In 1953 Gloria and Abraham Wilson wrote to Frank Lloyd Wright to commission a home.
Gloria's brother, Marvin Bachman, had been one of Wright's apprentices, and the couple hoped that using both their last names might help them secure the commission.
Their home, designed on the Usonian model, was built in 1954 on a site in New Jersey the couple chose specifically for the building. As in many Usonian homes, the side of the house facing the street offers few windows, giving privacy to the inhabitants. The back side is a sweeping wall of glass, inviting the surrounding landscape into the home.
"Would you design a home for us?"
In 1988 the architect and design team Lawrence and Sha[r]on Tarantino bought the Bachman-Wilson House with the intention of restoring it to its original glory after several floods had damaged the riverside structure. The Tarantinos painstakingly restored the home, but the flooding and damage continued.
In 2013, after watching a CBS Sunday Morning feature about Crystal Bridges, the Tarantinos contacted the Museum with the hope that Crystal Bridges would be interested in acquiring the house and moving it to safer ground so it could be preserved
and enjoyed by future generations. Crystal Bridges took on the role of the house's steward and, guided by the Tarantinos, developed a detailed relocation plan.
The entire structure was taken apart and each component was labeled, packed, and loaded into two tractor trailers. After its 1,235 mile journey, the Bachman-Wilson House arrived in Northwest Arkansas in April, 2014.
The most challenging part of the reconstruction of the house was discerning exactly how to fit all of the components together as they had been originally. Wright's Usonian homes were designed to be constructed by third-party contractors with the assistance of a Taliesin Fellow, as the Bachman-Wilson House had been.
The team at Crystal Bridges had Wright's original plans to follow, but the rebuilding was complicated by adjustments that had been made by the original builders, as well as changes due to subsequent restoration. As the puzzle pieces began to fall into place, the house started to emerge out of the forest, and now a little piece of Frank Lloyd Wright resides here in Arkansas.
Transportation of the Bachman-Wilson House from Millstone, New Jersey to Bentonville, Arkansas was generously provided by JB Hunt Transport.
In its current location, the windows at the back offer a view of Crystal Spring Pond, much as they would have provided a vista onto the Millstone River in New Jersey.
Welcome Pavilion: Inspiring The Next Generation of Architects
The Frank Lloyd Wright House Welcome Pavilion was designed and fabricated as part of a collaboration between the Fay Jones School of Architecture and Design at the University of Arkansas and Crystal Bridges Museum of American Art.
Fifth-year architecture students designed the structure, inspired by the dialog on the site between the architecture of Frank Lloyd Wright and that of Crystal Bridges' architect, Moshe Safdie. A place for guests to learn about Frank Lloyd Wright and the story of the Bachman-Wright House, the pavilion is constructed of wood, metal, glass, and plastic.

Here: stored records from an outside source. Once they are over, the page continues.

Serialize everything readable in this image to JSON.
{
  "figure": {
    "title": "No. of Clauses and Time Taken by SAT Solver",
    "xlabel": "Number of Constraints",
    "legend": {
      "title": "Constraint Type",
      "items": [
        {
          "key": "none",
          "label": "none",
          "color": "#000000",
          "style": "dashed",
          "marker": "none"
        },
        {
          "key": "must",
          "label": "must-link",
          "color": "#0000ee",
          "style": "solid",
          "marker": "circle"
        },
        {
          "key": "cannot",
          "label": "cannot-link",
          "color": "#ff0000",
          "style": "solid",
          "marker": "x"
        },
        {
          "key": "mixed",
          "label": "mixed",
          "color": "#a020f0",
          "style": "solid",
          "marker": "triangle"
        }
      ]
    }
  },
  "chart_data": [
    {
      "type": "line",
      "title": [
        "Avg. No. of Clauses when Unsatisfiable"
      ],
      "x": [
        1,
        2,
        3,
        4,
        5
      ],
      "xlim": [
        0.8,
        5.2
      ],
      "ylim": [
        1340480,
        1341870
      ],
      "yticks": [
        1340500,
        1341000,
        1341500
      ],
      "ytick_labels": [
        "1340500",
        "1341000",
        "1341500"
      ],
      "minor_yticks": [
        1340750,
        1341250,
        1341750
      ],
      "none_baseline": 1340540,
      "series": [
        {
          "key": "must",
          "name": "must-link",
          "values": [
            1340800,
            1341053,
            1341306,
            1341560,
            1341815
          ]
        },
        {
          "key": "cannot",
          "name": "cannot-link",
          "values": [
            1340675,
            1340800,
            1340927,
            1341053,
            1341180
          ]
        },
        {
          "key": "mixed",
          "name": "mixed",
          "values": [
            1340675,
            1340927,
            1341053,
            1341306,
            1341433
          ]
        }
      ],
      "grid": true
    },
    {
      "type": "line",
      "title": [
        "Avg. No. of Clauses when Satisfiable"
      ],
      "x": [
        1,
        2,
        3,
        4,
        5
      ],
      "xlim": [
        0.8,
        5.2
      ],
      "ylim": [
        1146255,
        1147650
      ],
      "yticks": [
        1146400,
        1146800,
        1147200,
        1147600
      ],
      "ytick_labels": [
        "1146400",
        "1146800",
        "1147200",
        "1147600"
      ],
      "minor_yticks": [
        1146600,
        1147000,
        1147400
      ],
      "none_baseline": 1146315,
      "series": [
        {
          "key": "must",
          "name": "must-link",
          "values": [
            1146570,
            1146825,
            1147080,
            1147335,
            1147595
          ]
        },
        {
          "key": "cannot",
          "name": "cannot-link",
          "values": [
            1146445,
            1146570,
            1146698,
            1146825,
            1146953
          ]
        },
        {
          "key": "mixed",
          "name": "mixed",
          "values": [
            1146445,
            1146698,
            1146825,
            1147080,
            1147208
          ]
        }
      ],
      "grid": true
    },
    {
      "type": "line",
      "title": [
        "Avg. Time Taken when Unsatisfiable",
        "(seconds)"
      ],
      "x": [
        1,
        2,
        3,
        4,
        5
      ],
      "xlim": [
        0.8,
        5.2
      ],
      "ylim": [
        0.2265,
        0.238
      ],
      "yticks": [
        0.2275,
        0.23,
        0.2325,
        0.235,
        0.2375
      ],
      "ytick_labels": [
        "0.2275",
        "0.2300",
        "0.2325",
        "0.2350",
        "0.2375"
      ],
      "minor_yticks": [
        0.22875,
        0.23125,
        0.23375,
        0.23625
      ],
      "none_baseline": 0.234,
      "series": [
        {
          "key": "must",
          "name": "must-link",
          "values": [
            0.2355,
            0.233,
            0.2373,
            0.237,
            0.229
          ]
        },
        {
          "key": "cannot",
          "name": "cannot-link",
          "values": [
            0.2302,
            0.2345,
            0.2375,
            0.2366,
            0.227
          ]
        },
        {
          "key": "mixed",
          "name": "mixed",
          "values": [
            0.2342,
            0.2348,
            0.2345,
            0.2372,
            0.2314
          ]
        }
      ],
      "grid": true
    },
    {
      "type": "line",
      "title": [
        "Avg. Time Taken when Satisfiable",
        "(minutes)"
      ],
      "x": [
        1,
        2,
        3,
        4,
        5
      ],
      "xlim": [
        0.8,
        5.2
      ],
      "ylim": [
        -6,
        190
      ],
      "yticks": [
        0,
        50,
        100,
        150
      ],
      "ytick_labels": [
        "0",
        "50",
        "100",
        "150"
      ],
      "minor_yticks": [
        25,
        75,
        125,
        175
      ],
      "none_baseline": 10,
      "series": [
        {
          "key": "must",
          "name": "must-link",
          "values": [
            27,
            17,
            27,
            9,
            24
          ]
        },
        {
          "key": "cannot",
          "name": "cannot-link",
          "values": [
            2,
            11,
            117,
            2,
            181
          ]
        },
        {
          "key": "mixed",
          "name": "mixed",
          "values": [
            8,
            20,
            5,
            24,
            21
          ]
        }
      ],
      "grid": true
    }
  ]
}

The students' honest use of materials connects the design of the pavilion to the principles utilized by Wright in the Bachman-Wilson House. Wright believed in demonstrating how a building was constructed through the exposure of its structure, which was made possible by his choice of materials. The students designed the pavilion in the same way, exposing the structure and choosing materials that would achieve the needs of the building while complementing the desired aesthetic.